Les Diaspos qui rentrent, ont réuni toutes leurs économies, soit des années de dur labeur. Ils ont liquidé tous leurs biens, raclé leurs fonds de tiroir, dans l’espoir de pouvoir créer dans leur pays natal une activité leur permettant de s’y réinsérer. Loin des préjugés hostiles qu’ils enduraient dans leurs pays d’accueil respectifs. Mais, c’était sans compter avec les séquelles de la dictature sékoutouréenne.
Dans les bureaux et les administrations publiques, on veut leur faire rendre gorge, pour les punir d’avoir été à l’étranger ; on ne songe qu’à racketter les Diaspos, à les dépouiller de tous leurs avoirs. Dans un pays où la corruption est un sport national, les « Guinéens importés » ne sont que chair à pâté.
Voici un exemple qui illustre des milliers de cas semblables. Ibrahima Diallo, un voyagiste bien connu sur la place de Paris, débarque à Conakry, il y a dix ans. Il s’associe à un homme d’affaires qui a pignon sur rue dans la capitale. En très peu de temps, il loue à Kaloum, le centre-ville, un bureau. Il tire une ligne d’électricité, installe le téléphone et le télex. A l’époque, cela était encore possible, ce qui n’est plus le cas aujourd’hui. Il met en place une tour-opérator. Mais, selon la pratique locale, il doit tous les soirs aller faire allégeance, avec force salamalecs, à son associé, pratique qui l’indispose et à laquelle il répugne. De plus, il doit affronter les collaborateurs locaux de ce dernier, qui font tout pour lui mettre des bâtons dans les roues. Au bout de quelques mois, de guerre lasse, il jette l’éponge et rentre à Paris.
Il doit tout reprendre à zéro, après avoir laissé toutes ses économies en Guinée. « Le retour est impossible », m’avait-il confié à l’époque. J’avais accueilli cette déclaration péremptoire avec scepticisme. Mais, j’ai fini par me ranger à son opinion, après avoir mené une enquête journalistique approfondie parmi les candidats au retour.

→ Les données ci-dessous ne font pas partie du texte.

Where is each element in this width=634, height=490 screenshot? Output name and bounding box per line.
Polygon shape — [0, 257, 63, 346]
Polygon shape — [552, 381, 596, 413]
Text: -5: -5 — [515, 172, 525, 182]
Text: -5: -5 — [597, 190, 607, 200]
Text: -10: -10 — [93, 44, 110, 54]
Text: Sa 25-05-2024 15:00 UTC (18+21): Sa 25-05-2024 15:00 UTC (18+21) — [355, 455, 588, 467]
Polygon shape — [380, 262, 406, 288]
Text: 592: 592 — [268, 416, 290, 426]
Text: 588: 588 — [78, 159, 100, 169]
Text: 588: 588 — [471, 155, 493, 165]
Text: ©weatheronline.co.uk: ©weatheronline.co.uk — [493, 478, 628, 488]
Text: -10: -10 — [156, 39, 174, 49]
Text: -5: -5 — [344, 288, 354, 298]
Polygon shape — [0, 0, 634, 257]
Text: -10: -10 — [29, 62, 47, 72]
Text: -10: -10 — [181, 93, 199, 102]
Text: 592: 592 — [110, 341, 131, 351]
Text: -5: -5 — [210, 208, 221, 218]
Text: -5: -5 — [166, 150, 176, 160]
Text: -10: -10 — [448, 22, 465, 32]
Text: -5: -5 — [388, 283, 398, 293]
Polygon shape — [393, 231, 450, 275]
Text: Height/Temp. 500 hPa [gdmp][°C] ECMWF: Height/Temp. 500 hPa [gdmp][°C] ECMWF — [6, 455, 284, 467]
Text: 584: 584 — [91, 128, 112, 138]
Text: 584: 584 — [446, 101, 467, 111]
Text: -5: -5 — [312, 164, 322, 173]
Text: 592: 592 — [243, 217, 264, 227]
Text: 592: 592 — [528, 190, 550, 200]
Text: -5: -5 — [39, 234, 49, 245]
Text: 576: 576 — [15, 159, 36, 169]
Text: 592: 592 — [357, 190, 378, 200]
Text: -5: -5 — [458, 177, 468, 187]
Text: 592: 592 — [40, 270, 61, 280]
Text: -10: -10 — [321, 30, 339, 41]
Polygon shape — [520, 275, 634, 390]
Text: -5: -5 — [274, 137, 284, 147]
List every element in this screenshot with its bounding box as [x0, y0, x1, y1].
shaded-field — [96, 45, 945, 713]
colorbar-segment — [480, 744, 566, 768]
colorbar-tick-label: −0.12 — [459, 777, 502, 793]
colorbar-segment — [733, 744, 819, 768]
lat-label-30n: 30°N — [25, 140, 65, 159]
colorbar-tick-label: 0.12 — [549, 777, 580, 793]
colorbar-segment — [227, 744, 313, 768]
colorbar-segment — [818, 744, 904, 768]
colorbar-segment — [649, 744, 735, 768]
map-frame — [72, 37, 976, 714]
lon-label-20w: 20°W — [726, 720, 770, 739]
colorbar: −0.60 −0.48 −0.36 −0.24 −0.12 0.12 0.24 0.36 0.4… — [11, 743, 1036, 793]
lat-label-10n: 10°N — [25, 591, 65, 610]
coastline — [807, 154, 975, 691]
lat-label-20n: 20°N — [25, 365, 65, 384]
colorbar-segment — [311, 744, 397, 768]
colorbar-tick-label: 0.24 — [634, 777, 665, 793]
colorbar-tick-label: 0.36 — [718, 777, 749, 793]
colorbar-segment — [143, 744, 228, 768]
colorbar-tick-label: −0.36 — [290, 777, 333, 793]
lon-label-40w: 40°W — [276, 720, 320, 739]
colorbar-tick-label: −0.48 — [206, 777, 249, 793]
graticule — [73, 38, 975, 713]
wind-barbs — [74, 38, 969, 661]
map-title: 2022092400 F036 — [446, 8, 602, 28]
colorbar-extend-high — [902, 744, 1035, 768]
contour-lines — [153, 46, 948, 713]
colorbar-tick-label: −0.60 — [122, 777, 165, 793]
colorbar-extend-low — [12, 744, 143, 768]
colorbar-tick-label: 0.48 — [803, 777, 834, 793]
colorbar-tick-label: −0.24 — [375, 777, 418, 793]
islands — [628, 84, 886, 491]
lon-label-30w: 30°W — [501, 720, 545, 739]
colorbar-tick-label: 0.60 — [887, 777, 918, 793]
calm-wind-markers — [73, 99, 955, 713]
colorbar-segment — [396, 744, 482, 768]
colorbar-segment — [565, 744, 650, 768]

Tous ceux qui ont tenté le retour ont échoué. A de très rares exceptions près. Ceux qui réussissent sont des surdoués, ont des capacités exceptionnelles, hors du commun. Ce qui n’est pas donné à tout le monde.
Le fameux fossé qui sépare les Guinéens de l’intérieur des Guinéens de l’extérieur - que beaucoup nient en faisant la politique de l’autruche qui enfuit sa tête dans le sable pour ne pas voir la réalité en face – ne sera pas comblé avant plusieurs décennies. Pendant ce temps, nos enfants seront devenus français, à part entière, ou allemands, ou américains, voire chinois ou australiens. Peut-être nos petits-enfants ou leurs descendants rentreront-ils en Guinée un jour ? A voir.
On peut donc comprendre qu’aucun Diaspo, dirigeant d’un parti d’opposition, n’arrivera jamais au pouvoir en Guinée. Je recommande aux partis politiques de susciter, en leur sein, à l’intérieur même du pays, des nouveaux leaders qui prendront la relève.